2. Slow iteration with customers
By now, many tech entrepreneurs realize they need to continually improve their ideas with feedback from the market. Good on them.
Question for you though: how quickly do you go through this process? More important, what are you doing to speed up the rate at which you extract responses from your customers?
Zor Gorelov, cofounder and CEO of artificial intelligence company Kasisto, ran into this problem. His target customers are banks, so experimentation went slowly at first. Thus, he and his team worked to speed it up.
"With enterprise, the process of trying out new stuff is very complicated.... So we launched a product called MyKAI. It's a consumer version of our product. We use it to allow users to connect their bank accounts to it and experience what conversational banking can be like."

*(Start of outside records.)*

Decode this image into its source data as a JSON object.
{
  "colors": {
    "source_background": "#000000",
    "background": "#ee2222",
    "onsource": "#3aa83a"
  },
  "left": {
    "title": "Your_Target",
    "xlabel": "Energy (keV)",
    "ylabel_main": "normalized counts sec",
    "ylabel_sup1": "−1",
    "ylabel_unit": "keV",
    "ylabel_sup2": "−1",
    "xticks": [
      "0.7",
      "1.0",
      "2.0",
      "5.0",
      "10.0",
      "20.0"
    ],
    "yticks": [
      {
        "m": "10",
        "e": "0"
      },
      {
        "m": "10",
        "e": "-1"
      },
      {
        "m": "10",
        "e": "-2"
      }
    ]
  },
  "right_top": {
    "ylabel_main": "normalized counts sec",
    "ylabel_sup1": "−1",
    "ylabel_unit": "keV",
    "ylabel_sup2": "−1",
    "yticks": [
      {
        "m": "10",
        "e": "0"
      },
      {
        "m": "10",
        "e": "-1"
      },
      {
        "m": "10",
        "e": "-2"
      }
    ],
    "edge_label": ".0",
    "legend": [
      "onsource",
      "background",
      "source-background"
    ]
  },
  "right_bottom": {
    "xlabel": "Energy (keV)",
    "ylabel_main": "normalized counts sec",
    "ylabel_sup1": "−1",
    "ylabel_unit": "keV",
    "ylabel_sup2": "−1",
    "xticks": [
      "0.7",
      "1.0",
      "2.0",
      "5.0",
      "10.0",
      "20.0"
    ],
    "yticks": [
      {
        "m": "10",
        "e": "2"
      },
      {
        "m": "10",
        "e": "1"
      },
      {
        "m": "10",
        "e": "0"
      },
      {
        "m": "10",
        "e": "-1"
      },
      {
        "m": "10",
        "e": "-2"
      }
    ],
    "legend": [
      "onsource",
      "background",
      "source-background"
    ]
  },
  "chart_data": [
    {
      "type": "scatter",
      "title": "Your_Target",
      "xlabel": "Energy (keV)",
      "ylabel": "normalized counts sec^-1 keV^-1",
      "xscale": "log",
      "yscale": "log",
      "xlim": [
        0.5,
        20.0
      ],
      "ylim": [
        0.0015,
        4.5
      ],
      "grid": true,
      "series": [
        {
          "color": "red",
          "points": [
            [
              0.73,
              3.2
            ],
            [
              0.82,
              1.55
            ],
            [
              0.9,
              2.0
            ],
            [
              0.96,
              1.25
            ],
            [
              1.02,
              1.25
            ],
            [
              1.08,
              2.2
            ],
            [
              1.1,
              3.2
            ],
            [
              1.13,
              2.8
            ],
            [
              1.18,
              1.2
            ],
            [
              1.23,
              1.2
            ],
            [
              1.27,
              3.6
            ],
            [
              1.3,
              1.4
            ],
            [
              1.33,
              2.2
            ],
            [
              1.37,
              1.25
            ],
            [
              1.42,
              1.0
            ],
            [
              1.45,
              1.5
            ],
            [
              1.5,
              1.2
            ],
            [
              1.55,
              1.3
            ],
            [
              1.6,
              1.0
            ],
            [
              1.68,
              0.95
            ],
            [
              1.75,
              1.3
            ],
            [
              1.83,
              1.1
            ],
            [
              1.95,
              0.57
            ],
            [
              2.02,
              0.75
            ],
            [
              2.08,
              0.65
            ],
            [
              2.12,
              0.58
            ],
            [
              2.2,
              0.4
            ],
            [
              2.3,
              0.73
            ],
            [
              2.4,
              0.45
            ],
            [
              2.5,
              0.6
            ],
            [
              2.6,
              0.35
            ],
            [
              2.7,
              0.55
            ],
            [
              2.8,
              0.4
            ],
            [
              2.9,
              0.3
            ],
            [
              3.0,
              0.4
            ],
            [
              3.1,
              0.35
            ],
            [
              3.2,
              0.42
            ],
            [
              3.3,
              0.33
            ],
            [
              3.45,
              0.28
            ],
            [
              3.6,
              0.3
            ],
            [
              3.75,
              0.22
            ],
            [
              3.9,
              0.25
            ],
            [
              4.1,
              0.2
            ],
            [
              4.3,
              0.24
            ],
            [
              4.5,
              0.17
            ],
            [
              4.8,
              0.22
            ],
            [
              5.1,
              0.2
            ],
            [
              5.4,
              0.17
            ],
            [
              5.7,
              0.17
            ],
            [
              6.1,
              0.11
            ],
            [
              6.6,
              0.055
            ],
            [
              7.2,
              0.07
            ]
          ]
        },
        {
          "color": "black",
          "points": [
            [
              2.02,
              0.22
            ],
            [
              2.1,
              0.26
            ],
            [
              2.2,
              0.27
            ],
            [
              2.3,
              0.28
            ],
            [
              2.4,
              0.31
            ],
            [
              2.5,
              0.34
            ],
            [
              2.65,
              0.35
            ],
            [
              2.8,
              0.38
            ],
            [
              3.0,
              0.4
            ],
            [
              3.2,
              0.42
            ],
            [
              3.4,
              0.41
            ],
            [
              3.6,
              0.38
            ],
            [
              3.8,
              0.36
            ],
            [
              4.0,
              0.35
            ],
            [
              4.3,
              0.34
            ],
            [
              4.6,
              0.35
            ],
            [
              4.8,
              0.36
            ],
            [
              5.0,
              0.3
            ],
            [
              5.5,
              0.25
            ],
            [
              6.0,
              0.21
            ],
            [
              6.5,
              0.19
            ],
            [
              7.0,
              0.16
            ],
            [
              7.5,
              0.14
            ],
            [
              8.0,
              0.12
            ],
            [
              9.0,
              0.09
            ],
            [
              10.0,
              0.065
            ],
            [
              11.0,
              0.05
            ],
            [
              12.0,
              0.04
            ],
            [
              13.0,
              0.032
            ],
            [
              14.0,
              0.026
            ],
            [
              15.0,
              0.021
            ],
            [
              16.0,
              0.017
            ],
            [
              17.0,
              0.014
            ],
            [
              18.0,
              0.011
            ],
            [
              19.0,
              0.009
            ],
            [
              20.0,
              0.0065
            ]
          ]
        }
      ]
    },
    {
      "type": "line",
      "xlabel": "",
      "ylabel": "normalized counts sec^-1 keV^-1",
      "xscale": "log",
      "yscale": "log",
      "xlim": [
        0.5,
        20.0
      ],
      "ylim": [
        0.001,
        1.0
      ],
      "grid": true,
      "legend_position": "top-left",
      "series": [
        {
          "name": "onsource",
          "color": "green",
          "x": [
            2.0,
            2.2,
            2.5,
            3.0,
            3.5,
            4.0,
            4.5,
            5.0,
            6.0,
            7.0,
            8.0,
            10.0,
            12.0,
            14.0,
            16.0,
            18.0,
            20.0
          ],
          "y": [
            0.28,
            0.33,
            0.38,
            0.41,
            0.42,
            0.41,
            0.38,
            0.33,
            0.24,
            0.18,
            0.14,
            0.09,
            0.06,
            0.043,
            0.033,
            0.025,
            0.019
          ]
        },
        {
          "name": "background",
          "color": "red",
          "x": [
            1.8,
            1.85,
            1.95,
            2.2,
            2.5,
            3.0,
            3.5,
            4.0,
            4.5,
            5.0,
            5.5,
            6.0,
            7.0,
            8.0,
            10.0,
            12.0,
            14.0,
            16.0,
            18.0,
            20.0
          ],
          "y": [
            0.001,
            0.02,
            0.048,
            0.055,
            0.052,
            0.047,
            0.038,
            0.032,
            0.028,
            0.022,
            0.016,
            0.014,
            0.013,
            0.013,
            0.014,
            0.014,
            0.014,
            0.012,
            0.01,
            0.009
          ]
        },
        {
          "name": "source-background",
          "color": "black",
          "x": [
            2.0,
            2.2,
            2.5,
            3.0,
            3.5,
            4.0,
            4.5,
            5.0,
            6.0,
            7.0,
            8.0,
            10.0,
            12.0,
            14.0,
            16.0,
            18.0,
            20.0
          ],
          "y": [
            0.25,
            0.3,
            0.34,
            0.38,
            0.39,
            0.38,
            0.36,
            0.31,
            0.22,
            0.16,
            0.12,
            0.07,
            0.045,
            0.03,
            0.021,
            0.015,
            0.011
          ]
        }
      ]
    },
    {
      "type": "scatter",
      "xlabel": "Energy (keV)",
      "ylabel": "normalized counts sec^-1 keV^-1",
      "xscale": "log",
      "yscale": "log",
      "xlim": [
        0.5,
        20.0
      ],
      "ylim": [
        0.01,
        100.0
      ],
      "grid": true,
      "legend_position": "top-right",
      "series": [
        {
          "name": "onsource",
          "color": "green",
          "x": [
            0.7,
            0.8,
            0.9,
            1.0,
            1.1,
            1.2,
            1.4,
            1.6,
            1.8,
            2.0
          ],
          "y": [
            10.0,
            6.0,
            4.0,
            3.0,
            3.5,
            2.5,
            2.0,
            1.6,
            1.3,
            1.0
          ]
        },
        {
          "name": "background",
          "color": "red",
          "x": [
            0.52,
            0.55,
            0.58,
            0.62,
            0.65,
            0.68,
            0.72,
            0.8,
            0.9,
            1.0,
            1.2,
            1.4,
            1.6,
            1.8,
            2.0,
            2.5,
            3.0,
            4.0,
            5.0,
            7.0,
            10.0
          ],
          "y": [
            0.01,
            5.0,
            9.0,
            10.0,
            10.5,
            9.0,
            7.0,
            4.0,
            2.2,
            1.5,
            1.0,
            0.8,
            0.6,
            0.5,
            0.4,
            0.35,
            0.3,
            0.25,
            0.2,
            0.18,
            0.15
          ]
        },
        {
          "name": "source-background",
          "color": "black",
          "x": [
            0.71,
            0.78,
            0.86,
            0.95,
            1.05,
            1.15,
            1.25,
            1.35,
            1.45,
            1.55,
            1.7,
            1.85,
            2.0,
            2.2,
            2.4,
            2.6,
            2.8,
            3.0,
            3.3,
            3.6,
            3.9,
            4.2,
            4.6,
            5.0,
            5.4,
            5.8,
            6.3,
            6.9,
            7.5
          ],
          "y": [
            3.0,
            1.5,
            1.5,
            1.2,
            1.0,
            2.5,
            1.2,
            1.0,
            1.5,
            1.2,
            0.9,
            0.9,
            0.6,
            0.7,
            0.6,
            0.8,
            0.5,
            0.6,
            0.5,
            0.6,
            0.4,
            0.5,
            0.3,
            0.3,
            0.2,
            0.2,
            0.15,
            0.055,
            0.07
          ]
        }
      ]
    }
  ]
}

Instead of waiting for customers to implement his full solution for themselves, Gorelov could go to banks and show them how his software performs with their own customers. Faster iteration.
You can take the same tack. Can you create a small, more practical version of your technology to entice your potential customers? Don't worry about revenue, your goal here is simply to learn faster.
As serial entrepreneur and founder of Influencive Brian D. Evans points out: you can't save time, you can only spend it. Make sure the time you spend making things for your customers nets you the maximum amount of learning.
3. Technology looks worse than alternatives
I get it. You have a passion for solving problems with technology. So do I. The problem? Your customer won't see it the way you do. Where you see features, they see staff training costs. Where you see exciting new ways of doing things, your customers see integration nightmares. And most of all, your customer weighs your solution against how they already do things, namely, their alternatives.
Macmillan says: "At the end of the day, if what you do can't be measured against an alternative, it's very hard to show you're making progress."
And Kothari takes measurement to an extreme. On his first day in charge of sales at a new company, his immediate questions were: "How do I measure this? How do I know it's working? How do I get real data?"
So make your value propositions measurable. Does your product increase something for your customer -- say conversions, sales, cost efficiency or such? If so, figure out how to make it apparent. Create charts, infographics, interactive visuals, whatever it takes to make it clear. If you fail to make your value measurable against your customer's best alternative, you unknowingly put a curse on your sales process.
The more you depend on technology, the stronger your solution must hold for all the above. Otherwise, it's death spiral time.